Being a gentlemen has had many meanings over the decades: It meant that one was chivalrous toward their common man, especially toward women. Being a gentlemen also was associated with wealth and membership in high society. Even though these associations are out of date, the word "gentlemen" and the idea of being one is still very much part of our current culture. So then, what does it mean to be a gentleman in our culture?
Current social values dictate that being a gentleman is simply being kind and respectful toward all peoples, especially toward women: holding the door for women, paying for their meals and such. But perhaps being a gentleman can be more than simply being kind. Perhaps, being a gentleman can become more than what it means, currently.
As members of the current culture, we have the right to take ownership of this word and its meaning. Therefore, let us do just that: I offer these simple axioms, which will help men to become the gentleman we ought to be.
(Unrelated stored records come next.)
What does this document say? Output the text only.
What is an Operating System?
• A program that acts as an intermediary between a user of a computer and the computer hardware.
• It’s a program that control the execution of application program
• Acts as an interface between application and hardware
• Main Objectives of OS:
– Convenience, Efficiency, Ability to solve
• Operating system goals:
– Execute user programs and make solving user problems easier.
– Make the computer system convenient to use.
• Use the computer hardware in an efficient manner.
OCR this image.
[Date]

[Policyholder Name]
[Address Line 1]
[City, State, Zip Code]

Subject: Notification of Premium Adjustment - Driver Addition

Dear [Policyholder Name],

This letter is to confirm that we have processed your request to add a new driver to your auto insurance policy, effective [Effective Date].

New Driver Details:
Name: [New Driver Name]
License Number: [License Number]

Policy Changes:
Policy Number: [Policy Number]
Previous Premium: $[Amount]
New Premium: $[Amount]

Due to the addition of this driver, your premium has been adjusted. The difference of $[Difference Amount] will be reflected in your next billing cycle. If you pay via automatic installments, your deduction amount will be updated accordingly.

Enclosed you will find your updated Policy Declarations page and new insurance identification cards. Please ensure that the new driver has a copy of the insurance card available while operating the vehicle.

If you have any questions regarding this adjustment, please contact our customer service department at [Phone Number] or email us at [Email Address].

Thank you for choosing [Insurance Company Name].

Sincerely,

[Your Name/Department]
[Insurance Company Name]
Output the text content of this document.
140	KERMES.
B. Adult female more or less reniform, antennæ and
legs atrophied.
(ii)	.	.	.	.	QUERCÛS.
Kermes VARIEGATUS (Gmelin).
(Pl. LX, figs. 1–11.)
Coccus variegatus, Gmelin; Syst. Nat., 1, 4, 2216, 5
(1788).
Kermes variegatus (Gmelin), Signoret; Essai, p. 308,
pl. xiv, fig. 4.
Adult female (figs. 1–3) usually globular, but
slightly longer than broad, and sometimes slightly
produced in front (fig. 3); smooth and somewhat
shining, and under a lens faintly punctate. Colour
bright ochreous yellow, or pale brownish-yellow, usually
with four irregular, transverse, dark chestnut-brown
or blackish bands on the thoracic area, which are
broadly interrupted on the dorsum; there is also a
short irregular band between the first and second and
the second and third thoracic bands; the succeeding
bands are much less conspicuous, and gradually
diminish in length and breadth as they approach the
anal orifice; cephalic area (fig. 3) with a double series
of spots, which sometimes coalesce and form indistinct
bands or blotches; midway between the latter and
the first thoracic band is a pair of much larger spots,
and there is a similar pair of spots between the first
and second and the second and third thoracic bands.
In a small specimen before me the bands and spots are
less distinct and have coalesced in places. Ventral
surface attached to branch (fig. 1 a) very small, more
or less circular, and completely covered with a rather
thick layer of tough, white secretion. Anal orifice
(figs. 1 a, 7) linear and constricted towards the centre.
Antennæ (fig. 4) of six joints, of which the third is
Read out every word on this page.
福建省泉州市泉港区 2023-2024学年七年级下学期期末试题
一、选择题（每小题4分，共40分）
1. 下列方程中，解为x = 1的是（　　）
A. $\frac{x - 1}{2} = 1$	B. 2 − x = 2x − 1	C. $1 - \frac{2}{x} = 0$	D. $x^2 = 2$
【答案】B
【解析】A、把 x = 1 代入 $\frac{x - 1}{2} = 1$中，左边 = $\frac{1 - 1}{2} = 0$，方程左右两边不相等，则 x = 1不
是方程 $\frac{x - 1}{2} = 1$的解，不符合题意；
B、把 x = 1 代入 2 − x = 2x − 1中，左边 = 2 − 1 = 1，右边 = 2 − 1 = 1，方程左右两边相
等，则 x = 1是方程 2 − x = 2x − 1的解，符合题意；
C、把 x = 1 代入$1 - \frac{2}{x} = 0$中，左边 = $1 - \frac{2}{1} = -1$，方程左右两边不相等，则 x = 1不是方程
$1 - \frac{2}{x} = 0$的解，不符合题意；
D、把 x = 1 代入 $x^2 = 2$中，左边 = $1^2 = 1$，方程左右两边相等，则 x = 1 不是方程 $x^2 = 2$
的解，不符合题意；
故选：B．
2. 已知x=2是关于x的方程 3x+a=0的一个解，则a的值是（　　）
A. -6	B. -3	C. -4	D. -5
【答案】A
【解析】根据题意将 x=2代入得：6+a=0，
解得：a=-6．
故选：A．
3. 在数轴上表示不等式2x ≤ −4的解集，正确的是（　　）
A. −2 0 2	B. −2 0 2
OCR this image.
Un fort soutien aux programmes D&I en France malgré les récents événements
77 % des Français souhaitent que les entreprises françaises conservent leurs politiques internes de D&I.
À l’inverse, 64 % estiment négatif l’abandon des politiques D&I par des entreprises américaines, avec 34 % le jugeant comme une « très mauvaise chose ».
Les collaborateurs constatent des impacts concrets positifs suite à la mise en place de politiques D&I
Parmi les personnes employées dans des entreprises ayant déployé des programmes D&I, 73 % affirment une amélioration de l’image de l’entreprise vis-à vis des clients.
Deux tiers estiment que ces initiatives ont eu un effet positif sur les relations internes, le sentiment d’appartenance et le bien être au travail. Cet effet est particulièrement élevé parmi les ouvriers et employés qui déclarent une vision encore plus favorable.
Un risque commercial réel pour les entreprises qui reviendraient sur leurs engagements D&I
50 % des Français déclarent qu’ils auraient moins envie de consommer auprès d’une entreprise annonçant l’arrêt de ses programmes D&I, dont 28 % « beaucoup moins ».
Men, in order to become gentleman, we must do these three things: First, and above all, we must become philosophers. By this, I do not mean that we must become Ph.Ds in philosophy, but that we must become, as the word actually transliterates to, "lovers of wisdom," or in other words, we become educated.
We must value education and all its rewards, because it is through education that we sharpen our perspectives of the world, of the people around us, and of the current state of the system what govern us. It is through education that we are then equipped to make better decisions, for ourselves and for our world.
Second, we must make the most out of life, as poetry says "seize the day." We must take advantage of the opportunities we are offered in life. By applying this idea in our lives, we become men who aren't afraid to experience new things; we become men who are willing to make the most out of our lives. Consequently, we will be able to relate to others and a different array of situations in life.
Lastly, we must, in effect, learn to love. We must love others. Loving others means allowing others to make mistakes, allowing others to trip up, not being quick to point out others' wrongdoings, and giving an opportunity for your fellow man to be his own man, and not slave to your own wants and whims. These things, men, are what qualifies you as a gentleman in our age.